Die meisten Moorleichen stammen aus der Eisenzeit (circa 300-400 vor Christus). Damals wurden die Toten üblicherweise auf einem Scheiterhaufen verbrannt und die Überreste in einer Urne begraben. Viele Moorleichen zeigen jedoch Anzeichen, dass sie umgebracht und absichtlich im Moor deponiert worden sind.

Viele Archäologen gehen daher davon aus, dass es ein ritueller Bestandteil ihres Todes war. Einige sind der Meinung, dass die Menschen der Eisenzeit Torf als Heizmittel benutzten und dass die Moorleichen menschliche Opfer waren, die den Göttern im Tausch dargebracht wurden.

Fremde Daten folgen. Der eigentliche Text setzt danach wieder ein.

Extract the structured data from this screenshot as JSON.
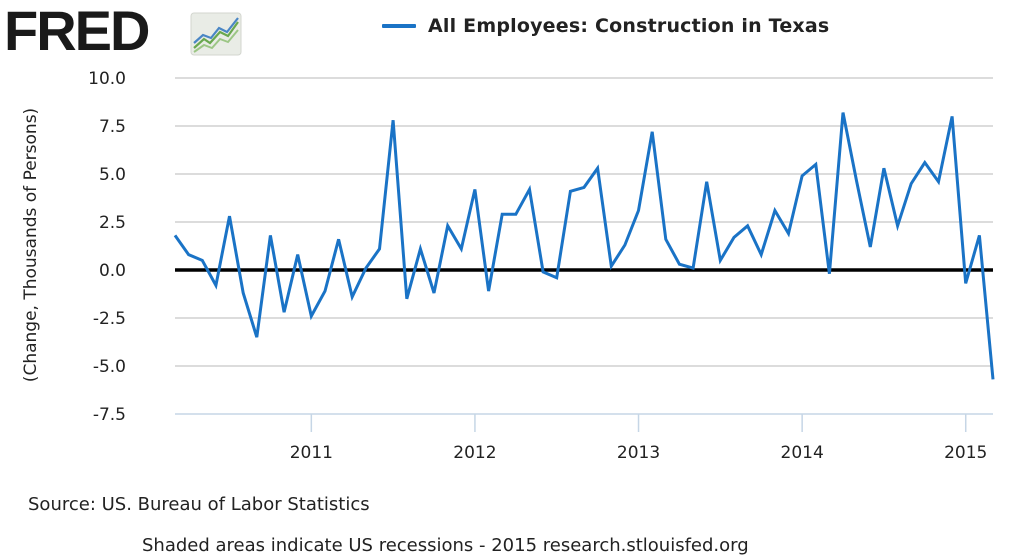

Kurz nach der Entdeckung des Tollund-Mannes fanden forensische Spezialisten heraus, dass er gehängt und dann in Schlafposition in einem Grab im Moor positioniert worden war. Eine Kohlenstoffdatierung ergab, dass er ungefähr zwischen 375 und 210 vor Christus gestorben sein muss.

Herz, Lungen, Genitalien, Gehirn und Leber des Mannes waren gut erhalten. Seine Weisheitszähne waren schon gewachsen, was dafür spricht, dass er mindestens 20 Jahre alt war. Seine letzte Mahlzeit war eine Art Haferbrei aus angebauten und wilden Gemüsesorten und Samen: Gerste, Leinsamen, Kamille, Borstenhirse, Vogelknöterich und Leindotter.

Der Tollund-Mann ist im Silkeborg Museum in Dänemark ausgestellt, aber nur sein Kopf ist original. Leider konnte der Körper des Tollund-Mannes nicht erhalten werden, als er an die normale Atmosphäre kam. Dies lag daran, dass die Technik des Konservierens in den 1950er Jahren ungenügend war. Seine Füße und Finger blieben in Formalin erhalten.

1976 führte die dänische Polizei eine Fingerabdruckanalyse durch. So wurde der Fingerabdruck des Tollund-Mannes zu einem der ältesten aufgezeichneten Fingerabdrücke der Welt. 1987 fertigte das Museum eine Replik des Körpers an und fügte es mit dem originalen Kopf zusammen und so wird es bis heute ausgestellt.